# Find the key to a Vigenère cipher, given known ciphertext and plaintext

I have the ciphertext and the plaintext. Is it possible to know the key? If not, what do I need to find it?

Yes.

Remember that, in a Vigenère cipher, the $n$-th ciphertext letter is calculated by adding the $n$-th plaintext letter and the $n$-th key letter (where the key is repeated as many times as necessary to make it as long as the plaintext) modulo 26 (for the standard English alphabet), i.e.:

$$c_n \equiv p_n + k_n \mod 26 \tag1$$

(Here, I'll assume the usual conversion between letters of the alphabet and numbers modulo 26, i.e. $\rm A = 0$, $\rm B = 1$, $\rm C = 2$, $\dotsc$, $\rm Z = 25$.)

Conversely, to decrypt the message, the key is subtracted from the plaintext: $$p_n \equiv c_n - k_n \mod 26 \tag2$$

Note that the decryption rule $(2)$ is obtained from the encryption rule $(1)$ by simple algebraic manipulation: we merely need to subtract $k_n$ from both sides of the equation.
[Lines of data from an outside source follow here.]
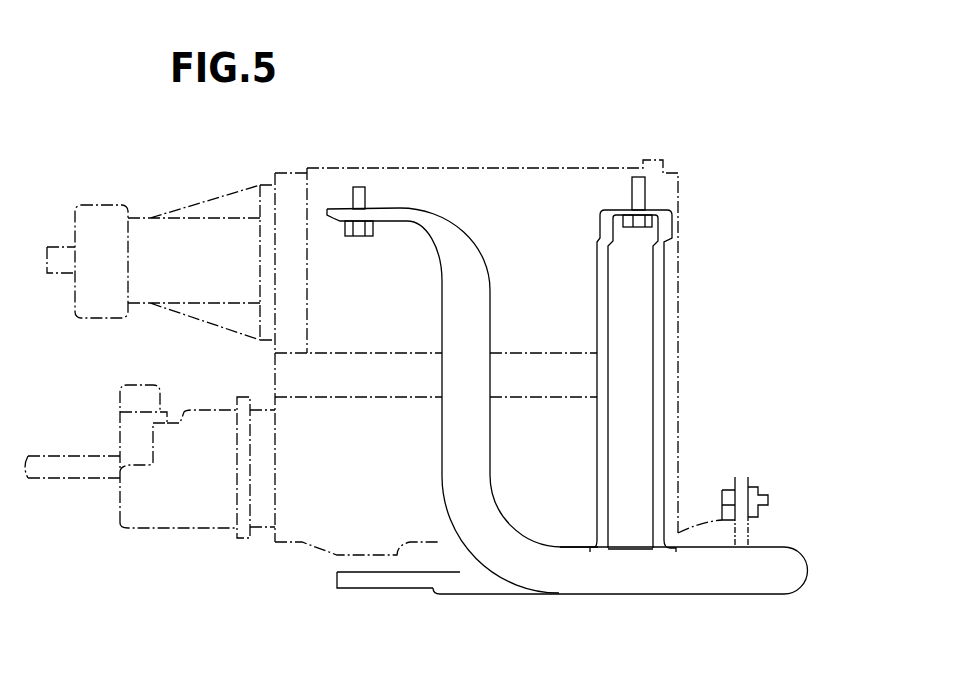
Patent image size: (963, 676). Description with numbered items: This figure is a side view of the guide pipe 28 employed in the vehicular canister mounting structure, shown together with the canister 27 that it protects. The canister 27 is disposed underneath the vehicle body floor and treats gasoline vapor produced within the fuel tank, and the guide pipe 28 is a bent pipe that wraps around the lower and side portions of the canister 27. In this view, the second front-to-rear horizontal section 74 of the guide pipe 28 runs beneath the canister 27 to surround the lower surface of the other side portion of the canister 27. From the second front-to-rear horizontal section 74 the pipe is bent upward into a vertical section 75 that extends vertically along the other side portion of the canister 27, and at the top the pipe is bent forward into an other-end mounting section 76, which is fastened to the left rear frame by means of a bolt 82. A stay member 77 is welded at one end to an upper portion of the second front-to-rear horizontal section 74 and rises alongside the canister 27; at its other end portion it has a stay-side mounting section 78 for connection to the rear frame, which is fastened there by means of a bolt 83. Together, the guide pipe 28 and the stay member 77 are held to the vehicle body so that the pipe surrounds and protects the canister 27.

The vehicular canister 27 is at (497, 168).
The guide pipe 28 is at (409, 153).
The second front-to-rear horizontal section 74 is at (765, 547).
The vertical section 75 is at (452, 375).
The other-end mounting section 76 is at (375, 206).
The stay member 77 is at (621, 324).
The stay-side mounting section 78 is at (658, 207).
The bolt 82 is at (368, 153).
The bolt 83 is at (638, 167).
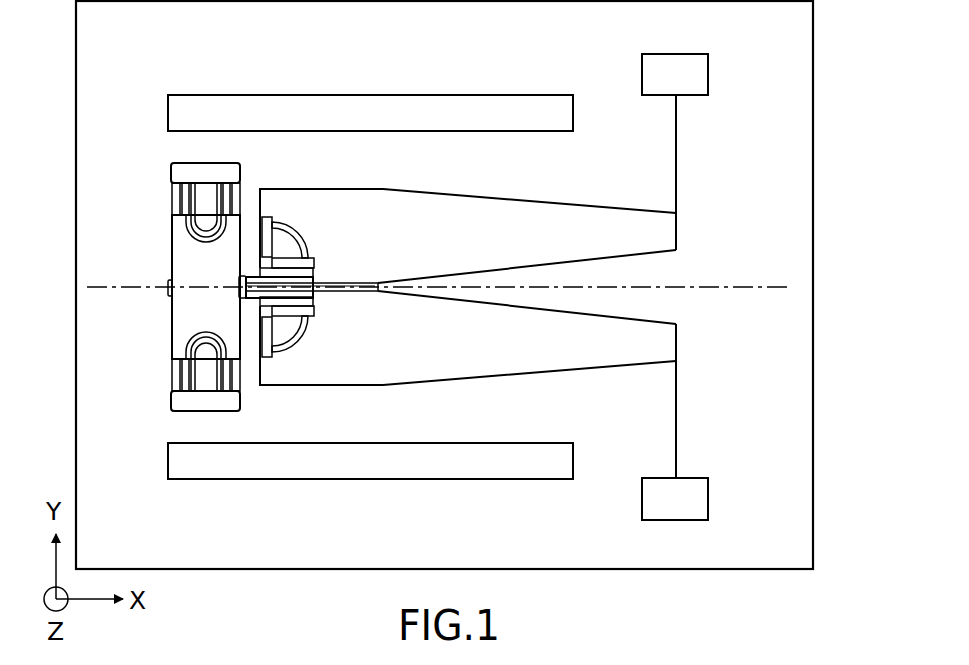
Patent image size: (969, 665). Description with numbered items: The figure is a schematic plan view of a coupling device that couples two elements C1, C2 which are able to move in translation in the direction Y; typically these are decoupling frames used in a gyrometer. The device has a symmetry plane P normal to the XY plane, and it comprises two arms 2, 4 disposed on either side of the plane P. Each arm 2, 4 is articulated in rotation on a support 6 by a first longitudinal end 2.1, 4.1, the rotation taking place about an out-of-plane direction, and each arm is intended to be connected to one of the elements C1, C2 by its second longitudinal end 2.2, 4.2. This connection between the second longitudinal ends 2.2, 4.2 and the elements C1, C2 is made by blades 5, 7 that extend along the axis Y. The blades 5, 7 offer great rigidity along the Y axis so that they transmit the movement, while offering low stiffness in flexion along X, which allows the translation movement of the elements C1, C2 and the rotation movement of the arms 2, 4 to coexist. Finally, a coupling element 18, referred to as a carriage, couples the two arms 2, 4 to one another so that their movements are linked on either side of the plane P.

The arm 2 is at (600, 203).
The first longitudinal end 2.1 is at (307, 205).
The second longitudinal end 2.2 is at (658, 232).
The arm 4 is at (600, 370).
The first longitudinal end 4.1 is at (320, 340).
The second longitudinal end 4.2 is at (658, 338).
The blade 5 is at (676, 122).
The support 6 is at (683, 558).
The blade 7 is at (676, 420).
The coupling element 18 is at (160, 318).
The element C1 is at (700, 73).
The element C2 is at (700, 500).
The symmetry plane P is at (750, 287).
Conversely, if we know $p_n$ and $c_n$, we can solve for $k_n$ simply by subtracting $p_n$ from both sides of $(1)$:

$$k_n = c_n - p_n \mod 26 \tag3$$

Note that similarity to the decryption rule $(2)$. Basically, to find out the key, given the ciphertext and plaintext, you simply need to decrypt the ciphertext using the plaintext as the key.